Pour inverser la tendance, nous devons donc impérativement réduire nos émissions de dioxyde de carbone et abaisser la concentration de CO2 dans l’atmosphère. Dans son dernier rapport, le GIEC a présenté un ensemble de solutions appelées « développement climatique résilient », afin de protéger et restaurer les écosystèmes, dont les océans. Il en va de la survie de ces derniers… et de la nôtre. Un garde-manger menacé
Il y a plus de 3,85 milliards d’années, c’est dans l’océan qu’est apparue la toute première cellule vivante et que la biodiversité a vu le jour et s’est épanouie. L’océan abriterait aujourd’hui plus de 10 millions d’espèces pour la plupart encore inconnues, soit plus de 90 % des espèces vivantes. Beaucoup d’entre elles sont comestibles, ce qui fait de l’océan un garde-manger pour la planète. Les produits de la pêche représentent environ 25 % de la consommation mondiale de protéines animales. Un pourcentage qui monte à 55 % en Asie. Cette importance vitale du poisson est d’autant plus grande qu’une multiplication par deux de la demande est prévue d’ici la fin du siècle. La plupart des espèces de poissons traditionnellement destinées à la consommation sont pourtant d’ores et déjà actuellement exploitées au maximum, quand elles ne sont pas surexploitées, et les stocks mondiaux déclinent. De plus, 20 % des captures mondiales proviennent de la pêche illégale, non déclarée ou non réglementée. La surpêche menace également les grands cétacés de plus en plus nombreux à se prendre dans les filets.

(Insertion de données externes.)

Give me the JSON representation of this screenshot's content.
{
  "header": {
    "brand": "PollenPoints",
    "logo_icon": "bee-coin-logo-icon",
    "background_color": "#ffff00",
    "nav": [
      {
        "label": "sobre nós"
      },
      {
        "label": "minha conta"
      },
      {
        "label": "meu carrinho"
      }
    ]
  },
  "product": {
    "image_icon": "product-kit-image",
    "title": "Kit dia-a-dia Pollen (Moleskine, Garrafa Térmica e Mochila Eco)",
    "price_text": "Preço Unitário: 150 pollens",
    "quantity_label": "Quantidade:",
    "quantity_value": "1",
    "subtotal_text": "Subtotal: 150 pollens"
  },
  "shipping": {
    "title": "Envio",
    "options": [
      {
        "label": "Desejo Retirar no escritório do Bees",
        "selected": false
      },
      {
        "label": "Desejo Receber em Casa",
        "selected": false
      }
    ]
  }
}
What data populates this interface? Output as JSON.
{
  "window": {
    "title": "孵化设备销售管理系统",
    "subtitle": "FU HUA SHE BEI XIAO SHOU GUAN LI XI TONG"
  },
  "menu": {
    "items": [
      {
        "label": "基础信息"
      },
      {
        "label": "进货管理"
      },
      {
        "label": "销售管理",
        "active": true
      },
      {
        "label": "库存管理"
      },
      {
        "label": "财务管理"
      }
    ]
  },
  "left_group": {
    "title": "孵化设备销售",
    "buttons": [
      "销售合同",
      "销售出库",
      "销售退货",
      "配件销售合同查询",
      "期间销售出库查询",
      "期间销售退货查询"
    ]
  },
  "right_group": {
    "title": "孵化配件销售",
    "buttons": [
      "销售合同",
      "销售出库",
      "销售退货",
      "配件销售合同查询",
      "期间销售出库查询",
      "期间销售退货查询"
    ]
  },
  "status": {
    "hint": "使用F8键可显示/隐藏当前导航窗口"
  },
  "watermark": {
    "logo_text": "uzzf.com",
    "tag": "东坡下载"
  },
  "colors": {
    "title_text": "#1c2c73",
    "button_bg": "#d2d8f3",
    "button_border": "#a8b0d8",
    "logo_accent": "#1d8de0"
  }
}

Pourtant, selon les spécialistes, la surpêche pourrait bien être le problème de l’océan le plus simple à résoudre et de nombreuses populations de poissons pourraient être restaurées grâce à une application plus stricte des lois régissant les captures et un recours accru à l’aquaculture ou à l’ensemencement océanique. Bien protégé et géré, l’océan pourrait alors assurer en 2050 deux tiers des besoins alimentaires mondiaux de protéines estimés à 500 millions de tonnes.
Encore faut-il que l’océan reste un milieu sain, or de très nombreuses espèces marines sont aujourd’hui victimes de la pollution des eaux, notamment par les plastiques. Un océan de plastique
Environ 13 millions de tonnes de plastique sont déversées chaque année dans les océans et sont à l’origine de 80 % des débris flottant en surface ou enfouis en profondeur. La pollution due au plastique est l’un des problèmes majeurs affectant l’environnement marin. Elle accélère directement le changement climatique et menace environ 4000 espèces. Plus de 90 % des oiseaux de mer auraient ainsi des morceaux de plastique dans l’estomac. Les océans contiennent également de gigantesques « continents » de déchets. On estime que le plus grand d’entre eux, baptisé « vortex de déchets du Pacifique nord », s’étend sur une superficie équivalente à trois fois celle de la France. Le plastique contient des produits chimiques dangereux que les poissons ingèrent, poissons que les humains consomment ensuite, avec, à la clé, de nombreux problèmes sanitaires. Si rien n’est fait, le pire est à craindre, car on estime que la production de plastique devrait tripler d’ici 2060. Or, 81 % du plastique produit chaque année devient un déchet qui finit son voyage dans l’océan. A ce rythme, « d’ici 2050, il y aura plus de plastique que de poissons dans l’océan » s’alarment les scientifiques. Heureusement, une prise de conscience s’est amorcée et de nombreuses initiatives ont été prises pour limiter cette pollution plastique. Espérons qu’elles portent rapidement leurs fruits. Une incroyable réserve d’énergie
De nombreux projets sont en cours pour évaluer les potentialités énergétiques de l’océan. Aujourd’hui, les énergies marines ne représentent que 0.2 % de l’énergie mondiale. Mais si l’on en croit les estimations de la Commission européenne, en utilisant le mouvement de seulement 0.1 % des vagues dans le monde, on pourrait subvenir aux besoins énergétiques de toute la planète.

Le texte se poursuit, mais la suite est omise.